Charles Clinton Spaulding
August 1, 1874 - August 1, 1952
Charles Spaulding led as President of the North Carolina Mutual Life Insurance Company. At the time, this was the largest black-owned insurance company in the United States. His success in Durham, North Carolina led to the city being known as the "capital of black middle class."

John H. Johnson
January 19, 1918 - August 8, 2005
In 1942, John H. Johnson founded Johnson Publishing Company. In addition to Johnson's commercial ventures in magazine and book publishing, he owned Supreme Beauty Products and Fashion Fair Cosmetics, the largest black-owned cosmetics company in the world, a true entrepreneur.

Reginald F. Lewis
December 7, 1942 - January 19, 1993
After graduating Harvard Law School, Reginald Lewis founded the TLC Group L.P., a venture capital firm, in 1983. In 1987 he bought Beatrice International Foods for $985 million.

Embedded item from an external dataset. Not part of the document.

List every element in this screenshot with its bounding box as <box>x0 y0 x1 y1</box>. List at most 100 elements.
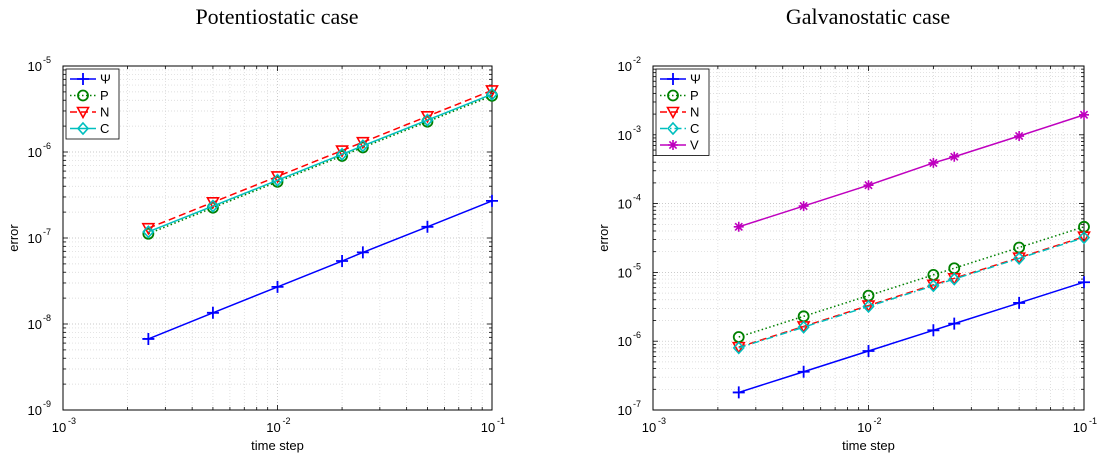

In that same year, the company reported a revenue of $1.8 billion, making it the first black-owned company to have more than $1 billion annual sales.
Upcoming Black Entrepreneurs
Wondering who is leading the space right now? Here are some of the most influential African American entrepreneurs of our time. Their passion, excellence, and dedication continue to improve the entrepreneurial spirit of the United States daily.

March 31, 1984 - Present
Kyle Flanigan
Kyle Flanigan is the co-founder of US Specialty Formulations, LLC, is one of the very few Black owners of a biotech company. His innovation within the vaccine space has revolutionized immunotherapies and manufacturing.

Arian Simone
March 31, 1984 - Present
Arian is the co-founder and CEO of the Fearless Fund, which funds ventures as a fund 'built by women of colour for women of colour'. Their mission is to bridge the gap in Venture Capital accessing to funding for women of colour founders.

DeMaurice Smith
February 3, 1964 - Present
In 2020, DeMaurice Smith led NFL players to ratification of a new 10-year CBA amidst a national shutdown for the sports industry. His deal created the highest share of revenue for players in NFL history, increased the pensions of current and former players, and added more than $1.5 billion to players’ salaries.